Yol-İş Sendikası Genel Başkanı Ramazan Ağar ise inşaat sektöründe yaşanan iş kazalarının canlarını acıttığını ifade ederek, “Geçen yıl yaklaşık bin 970 kişi iş kazaları nedeniyle yaşamını yitirdi. Bunların maalesef 442’si inşaat iş kolunda oldu. İş Sağlığı ve Güvenliği Kanunumuz var, ama ölümlerin önüne geçemiyoruz. Bu konun insani ve vicdani bir tarafının da olduğunu görerek, gerekli adımları hep birlikte atmalıyız.” dedi.

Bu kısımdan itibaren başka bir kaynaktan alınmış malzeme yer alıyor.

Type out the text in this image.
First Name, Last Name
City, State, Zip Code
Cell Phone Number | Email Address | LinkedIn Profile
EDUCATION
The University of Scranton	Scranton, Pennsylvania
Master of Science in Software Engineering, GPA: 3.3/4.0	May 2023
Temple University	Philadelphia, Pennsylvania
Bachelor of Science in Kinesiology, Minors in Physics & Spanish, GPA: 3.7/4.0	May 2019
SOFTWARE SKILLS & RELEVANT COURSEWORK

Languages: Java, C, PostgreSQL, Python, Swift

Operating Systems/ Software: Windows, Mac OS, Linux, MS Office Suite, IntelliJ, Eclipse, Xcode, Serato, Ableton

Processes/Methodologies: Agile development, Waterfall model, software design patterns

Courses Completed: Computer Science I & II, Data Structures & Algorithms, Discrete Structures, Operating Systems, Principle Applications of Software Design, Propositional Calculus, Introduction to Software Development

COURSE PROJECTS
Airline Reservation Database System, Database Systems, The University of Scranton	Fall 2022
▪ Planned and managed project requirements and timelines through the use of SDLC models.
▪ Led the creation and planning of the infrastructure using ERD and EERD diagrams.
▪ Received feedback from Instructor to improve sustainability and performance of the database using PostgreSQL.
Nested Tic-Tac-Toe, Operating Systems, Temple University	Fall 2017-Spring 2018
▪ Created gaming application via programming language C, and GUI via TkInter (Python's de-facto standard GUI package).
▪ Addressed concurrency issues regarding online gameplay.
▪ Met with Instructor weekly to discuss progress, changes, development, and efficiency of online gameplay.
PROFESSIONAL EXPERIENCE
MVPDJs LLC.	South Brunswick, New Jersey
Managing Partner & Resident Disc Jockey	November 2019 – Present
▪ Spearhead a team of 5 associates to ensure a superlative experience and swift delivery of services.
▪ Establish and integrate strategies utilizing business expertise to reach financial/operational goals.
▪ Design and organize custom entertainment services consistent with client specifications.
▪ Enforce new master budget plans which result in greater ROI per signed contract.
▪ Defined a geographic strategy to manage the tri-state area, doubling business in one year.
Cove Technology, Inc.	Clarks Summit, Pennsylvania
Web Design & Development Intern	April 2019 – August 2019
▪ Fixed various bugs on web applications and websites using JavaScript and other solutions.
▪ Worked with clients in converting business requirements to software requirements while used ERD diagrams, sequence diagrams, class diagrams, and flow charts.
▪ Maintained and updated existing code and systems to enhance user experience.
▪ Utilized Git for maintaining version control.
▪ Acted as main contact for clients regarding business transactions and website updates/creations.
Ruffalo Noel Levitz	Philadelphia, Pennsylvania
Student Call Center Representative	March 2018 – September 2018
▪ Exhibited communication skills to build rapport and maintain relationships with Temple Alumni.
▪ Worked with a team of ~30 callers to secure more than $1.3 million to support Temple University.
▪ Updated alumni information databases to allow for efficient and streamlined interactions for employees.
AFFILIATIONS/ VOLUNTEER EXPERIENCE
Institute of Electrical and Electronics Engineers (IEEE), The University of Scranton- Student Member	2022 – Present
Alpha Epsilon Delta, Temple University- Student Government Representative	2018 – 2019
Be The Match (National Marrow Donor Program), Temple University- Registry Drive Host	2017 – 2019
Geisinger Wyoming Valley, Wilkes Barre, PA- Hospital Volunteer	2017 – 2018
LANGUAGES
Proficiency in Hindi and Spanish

Ağar, 1 Ocak itibarıyla “tehlikeli” ve “çok tehlikeli” bazı mesleklerde Mesleki Yeterlilik Belgesi olmayanların çalıştırılamayacağına dikkati çekerek, bu mesleklerden 17’sinin inşaat iş kolunda olduğunu söyledi.

İnşaat sektörünün tüm ekonomiyi taşıyan öncü bir sektör konumunda bulunduğunu ifade eden Ağar, bu özelliğiyle inşaat sektörünün üretim ve istihdam teşvikini fazlasıyla hak ettiğini sözlerine ekledi.